The Difference Between Doing
and Getting Done

Have you ever made a to-do list?

You sit yourself down with a blank sheet of paper and write down the first, second, third, fourth, etc. thing you have to do. Before long, it seems like you’ve got a pretty good idea of what you’ll need to do to bring a sense of accomplishment into your day.

But do you always start with the first thing on that list? Probably not. Some tasks are easier than others, and maybe you push them to the next day and only accomplish three out of the five things on that list. Suddenly, what we’re actually accomplishing gets smaller and smaller — even if it doesn’t seem like it at first.

Back when I was working with the Hilton organization in New Jersey, I had a manager who went by the name of Eric Long. 

“Terry,” he said to me one day, “Don’t do. Get done.”

I encourage you to think about this for a moment. How many of you know someone who’s always running around, busy doing this, busy doing that, and they seem like they don’t even have one millisecond of free time to spare? They are just busy, busy, busy.

But when you take a moment to slow them down and ask, “What exactly did we get done today? What did we accomplish? What were the results?” they usually respond with something like, “Oh, you know, I have this project going on and that one, and I’m working on this as well, and I have this idea I’ve been working on too…”

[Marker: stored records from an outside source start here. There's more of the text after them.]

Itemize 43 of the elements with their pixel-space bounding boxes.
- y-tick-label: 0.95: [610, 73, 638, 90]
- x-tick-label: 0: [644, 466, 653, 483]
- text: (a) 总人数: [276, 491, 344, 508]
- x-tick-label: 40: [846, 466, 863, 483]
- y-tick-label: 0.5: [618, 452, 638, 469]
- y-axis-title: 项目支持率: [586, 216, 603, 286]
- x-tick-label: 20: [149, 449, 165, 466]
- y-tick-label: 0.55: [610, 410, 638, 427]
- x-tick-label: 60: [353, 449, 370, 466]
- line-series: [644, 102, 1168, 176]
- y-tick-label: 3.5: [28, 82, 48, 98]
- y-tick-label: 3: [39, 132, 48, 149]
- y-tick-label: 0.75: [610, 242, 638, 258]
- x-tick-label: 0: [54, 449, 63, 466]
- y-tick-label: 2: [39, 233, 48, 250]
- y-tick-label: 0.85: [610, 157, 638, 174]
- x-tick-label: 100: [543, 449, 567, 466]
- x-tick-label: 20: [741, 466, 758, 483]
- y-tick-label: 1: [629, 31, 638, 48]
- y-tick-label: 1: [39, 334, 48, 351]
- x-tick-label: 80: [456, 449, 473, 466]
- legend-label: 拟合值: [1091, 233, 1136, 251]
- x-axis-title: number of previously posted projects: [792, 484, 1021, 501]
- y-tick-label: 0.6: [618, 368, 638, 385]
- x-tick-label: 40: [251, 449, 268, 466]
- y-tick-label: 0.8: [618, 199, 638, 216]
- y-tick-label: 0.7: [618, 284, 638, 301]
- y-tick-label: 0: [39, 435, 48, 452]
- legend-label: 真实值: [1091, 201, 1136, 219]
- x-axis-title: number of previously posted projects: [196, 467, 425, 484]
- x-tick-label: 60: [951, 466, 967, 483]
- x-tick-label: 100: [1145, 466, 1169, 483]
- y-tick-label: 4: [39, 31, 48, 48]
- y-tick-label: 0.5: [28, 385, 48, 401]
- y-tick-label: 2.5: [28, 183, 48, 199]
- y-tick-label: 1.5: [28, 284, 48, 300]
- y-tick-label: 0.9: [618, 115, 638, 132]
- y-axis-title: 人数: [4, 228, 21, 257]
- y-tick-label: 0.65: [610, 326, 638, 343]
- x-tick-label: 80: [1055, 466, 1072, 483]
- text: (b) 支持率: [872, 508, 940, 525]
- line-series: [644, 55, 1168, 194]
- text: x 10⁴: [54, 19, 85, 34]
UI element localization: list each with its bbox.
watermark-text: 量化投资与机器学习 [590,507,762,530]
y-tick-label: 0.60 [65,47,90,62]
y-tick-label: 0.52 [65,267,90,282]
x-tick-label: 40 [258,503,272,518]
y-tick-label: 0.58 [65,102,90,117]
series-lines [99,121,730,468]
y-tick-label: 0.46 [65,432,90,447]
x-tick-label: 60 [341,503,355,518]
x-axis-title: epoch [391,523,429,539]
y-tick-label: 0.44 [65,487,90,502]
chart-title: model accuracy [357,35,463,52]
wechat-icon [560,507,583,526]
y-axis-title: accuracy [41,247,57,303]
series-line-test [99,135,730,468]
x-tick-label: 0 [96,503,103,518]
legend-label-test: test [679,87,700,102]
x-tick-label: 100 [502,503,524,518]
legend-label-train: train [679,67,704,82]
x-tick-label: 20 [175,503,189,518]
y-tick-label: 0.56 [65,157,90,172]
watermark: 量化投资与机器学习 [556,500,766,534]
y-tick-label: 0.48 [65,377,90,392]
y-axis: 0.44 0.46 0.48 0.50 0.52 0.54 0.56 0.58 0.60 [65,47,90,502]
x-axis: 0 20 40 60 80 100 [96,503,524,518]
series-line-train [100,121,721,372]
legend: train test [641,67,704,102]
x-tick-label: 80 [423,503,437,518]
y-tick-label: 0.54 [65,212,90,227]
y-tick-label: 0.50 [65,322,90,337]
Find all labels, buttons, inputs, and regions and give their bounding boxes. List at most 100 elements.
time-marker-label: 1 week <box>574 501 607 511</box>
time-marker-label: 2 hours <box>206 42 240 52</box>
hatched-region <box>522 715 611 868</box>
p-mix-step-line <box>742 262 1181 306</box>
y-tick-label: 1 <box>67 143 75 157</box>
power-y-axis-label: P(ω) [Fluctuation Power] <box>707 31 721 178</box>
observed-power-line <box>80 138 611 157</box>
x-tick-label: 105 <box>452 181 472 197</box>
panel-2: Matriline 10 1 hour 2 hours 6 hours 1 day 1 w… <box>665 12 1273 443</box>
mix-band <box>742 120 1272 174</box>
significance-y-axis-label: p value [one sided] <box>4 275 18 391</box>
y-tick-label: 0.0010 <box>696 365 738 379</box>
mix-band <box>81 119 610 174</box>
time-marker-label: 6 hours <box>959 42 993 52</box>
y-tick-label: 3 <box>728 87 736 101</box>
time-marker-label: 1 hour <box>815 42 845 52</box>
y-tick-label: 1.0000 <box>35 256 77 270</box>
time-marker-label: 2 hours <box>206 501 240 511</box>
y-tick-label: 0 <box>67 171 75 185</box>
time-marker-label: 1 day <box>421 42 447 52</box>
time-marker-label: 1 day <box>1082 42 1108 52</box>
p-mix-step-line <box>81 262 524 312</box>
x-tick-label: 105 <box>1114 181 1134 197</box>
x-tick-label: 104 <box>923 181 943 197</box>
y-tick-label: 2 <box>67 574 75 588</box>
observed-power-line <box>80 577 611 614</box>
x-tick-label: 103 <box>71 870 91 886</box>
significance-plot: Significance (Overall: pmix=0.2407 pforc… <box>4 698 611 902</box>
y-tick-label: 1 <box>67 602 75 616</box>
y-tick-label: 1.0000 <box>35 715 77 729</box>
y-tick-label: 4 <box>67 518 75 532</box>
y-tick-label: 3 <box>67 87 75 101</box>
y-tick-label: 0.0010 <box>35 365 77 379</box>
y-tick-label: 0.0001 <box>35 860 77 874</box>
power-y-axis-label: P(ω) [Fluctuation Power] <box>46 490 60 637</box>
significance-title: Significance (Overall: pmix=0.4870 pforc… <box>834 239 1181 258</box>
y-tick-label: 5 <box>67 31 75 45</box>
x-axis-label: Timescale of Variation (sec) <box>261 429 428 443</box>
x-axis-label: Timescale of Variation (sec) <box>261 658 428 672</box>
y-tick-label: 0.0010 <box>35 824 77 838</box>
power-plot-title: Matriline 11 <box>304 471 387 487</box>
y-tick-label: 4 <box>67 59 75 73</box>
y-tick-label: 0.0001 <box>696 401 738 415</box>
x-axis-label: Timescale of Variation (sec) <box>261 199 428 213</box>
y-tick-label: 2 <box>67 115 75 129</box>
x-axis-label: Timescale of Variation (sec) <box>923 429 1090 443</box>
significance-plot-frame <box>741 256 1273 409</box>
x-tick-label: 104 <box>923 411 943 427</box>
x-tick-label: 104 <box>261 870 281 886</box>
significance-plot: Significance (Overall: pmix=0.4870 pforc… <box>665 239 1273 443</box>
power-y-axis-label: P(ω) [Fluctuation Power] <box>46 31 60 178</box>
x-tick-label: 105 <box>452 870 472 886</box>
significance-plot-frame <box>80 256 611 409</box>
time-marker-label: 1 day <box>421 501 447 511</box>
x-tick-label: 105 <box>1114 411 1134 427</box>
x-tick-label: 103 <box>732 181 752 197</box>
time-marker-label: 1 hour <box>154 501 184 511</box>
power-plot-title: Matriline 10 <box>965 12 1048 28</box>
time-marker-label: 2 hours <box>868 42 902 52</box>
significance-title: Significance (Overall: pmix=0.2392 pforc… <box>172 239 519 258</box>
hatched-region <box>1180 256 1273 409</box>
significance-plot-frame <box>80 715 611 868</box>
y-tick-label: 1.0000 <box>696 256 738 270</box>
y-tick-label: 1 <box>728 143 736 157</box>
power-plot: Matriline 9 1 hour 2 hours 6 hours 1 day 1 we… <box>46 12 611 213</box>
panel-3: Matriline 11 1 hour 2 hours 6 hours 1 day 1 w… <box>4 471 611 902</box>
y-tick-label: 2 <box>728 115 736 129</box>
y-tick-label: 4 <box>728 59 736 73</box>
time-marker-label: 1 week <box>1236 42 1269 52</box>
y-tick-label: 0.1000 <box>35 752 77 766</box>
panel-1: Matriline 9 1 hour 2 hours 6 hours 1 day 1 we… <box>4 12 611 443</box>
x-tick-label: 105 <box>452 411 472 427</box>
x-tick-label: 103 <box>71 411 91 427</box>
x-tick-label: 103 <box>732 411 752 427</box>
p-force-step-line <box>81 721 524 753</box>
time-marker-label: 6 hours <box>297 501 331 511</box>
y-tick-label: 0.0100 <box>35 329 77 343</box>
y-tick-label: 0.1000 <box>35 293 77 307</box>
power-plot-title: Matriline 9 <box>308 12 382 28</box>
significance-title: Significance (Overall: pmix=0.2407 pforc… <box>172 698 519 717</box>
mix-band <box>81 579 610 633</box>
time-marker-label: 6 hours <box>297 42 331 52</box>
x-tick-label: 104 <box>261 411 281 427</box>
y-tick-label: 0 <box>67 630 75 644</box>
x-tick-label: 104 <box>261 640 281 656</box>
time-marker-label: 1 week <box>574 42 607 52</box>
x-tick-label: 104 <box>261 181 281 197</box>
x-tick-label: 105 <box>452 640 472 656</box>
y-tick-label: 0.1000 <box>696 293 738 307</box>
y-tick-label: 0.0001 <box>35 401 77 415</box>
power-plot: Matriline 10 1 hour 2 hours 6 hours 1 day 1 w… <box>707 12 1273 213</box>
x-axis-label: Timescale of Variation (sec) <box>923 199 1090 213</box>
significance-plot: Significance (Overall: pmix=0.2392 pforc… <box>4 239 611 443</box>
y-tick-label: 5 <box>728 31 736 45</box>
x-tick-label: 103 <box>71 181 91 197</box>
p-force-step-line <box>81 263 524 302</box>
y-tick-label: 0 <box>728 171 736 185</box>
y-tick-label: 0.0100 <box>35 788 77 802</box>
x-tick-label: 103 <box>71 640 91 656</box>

But what did they actually get done? Did they complete their tasks one by one, or do all of them halfway? 

If you have a good idea, you shouldn’t spend all your time talking about it — you should spend your time putting those ideas into practice and taking action.

There’s a difference between doing what you know and knowing what you do. When you put together your to-do list, do you know what you have to do? Are you doing it, or getting it done? Do you have the discipline in order to get it done? Are you actually accomplishing the things you’re writing down, or are you continuously pushing them off?

If you’re the latter, you’re not alone. I myself used to do the same thing. I had a to-do list, but I would get distracted. I would do a few things on the list, and then a few things that weren’t. And then I’d write those other things down just so I could cross them off and have a deeper sense of accomplishment. But those things weren’t the most important things I could be doing, and I wasn’t making the best use of my time.

Or sometimes, I would move tasks to the following day, and end up going a week or more before getting them done. And things at the bottom of the list tend to get procrastinated further and further.

When you’re thinking about getting things done, you have to have discipline — because if you don’t, you’re going to experience pain.

But there are two types of pain in life.

You can either have the pain of discipline, or the pain of regret. 

The pain of discipline comes with staying focused and getting things done. Nobody wants to get up and work out at 5:00 in the morning, but discipline makes you do it anyway.

The pain of regret comes when you look back and say, “Man, I wish I’d gotten that done last week when I was supposed to. I wish I started working out last month. I wish I’d started eating better earlier. I wish I had done things differently.”

Ask yourself: Which pain would you rather experience? Which is actually more painful?

If you ask me, it’s the pain of regret. We can’t change what happened in the past — our regrets — but having discipline allows us to provide ourselves with a brighter future.

One of the ways you can go about building discipline is to be honest with yourself and “tell on” yourself when you slip up. Turn to a trusted advisor, loved one, or friend, and be honest with them about what you want to do.

Create a small, intimate group of people where you can all share goals you want to accomplish and hold each other accountable. Your friends can be your best sponsors.

And remember: When you start your day, moving through life and trying to accomplish things, don’t just think about doing, because you could be doing and doing and doing. 

Focus on how to get things done, and build discipline so you live your life with no regrets.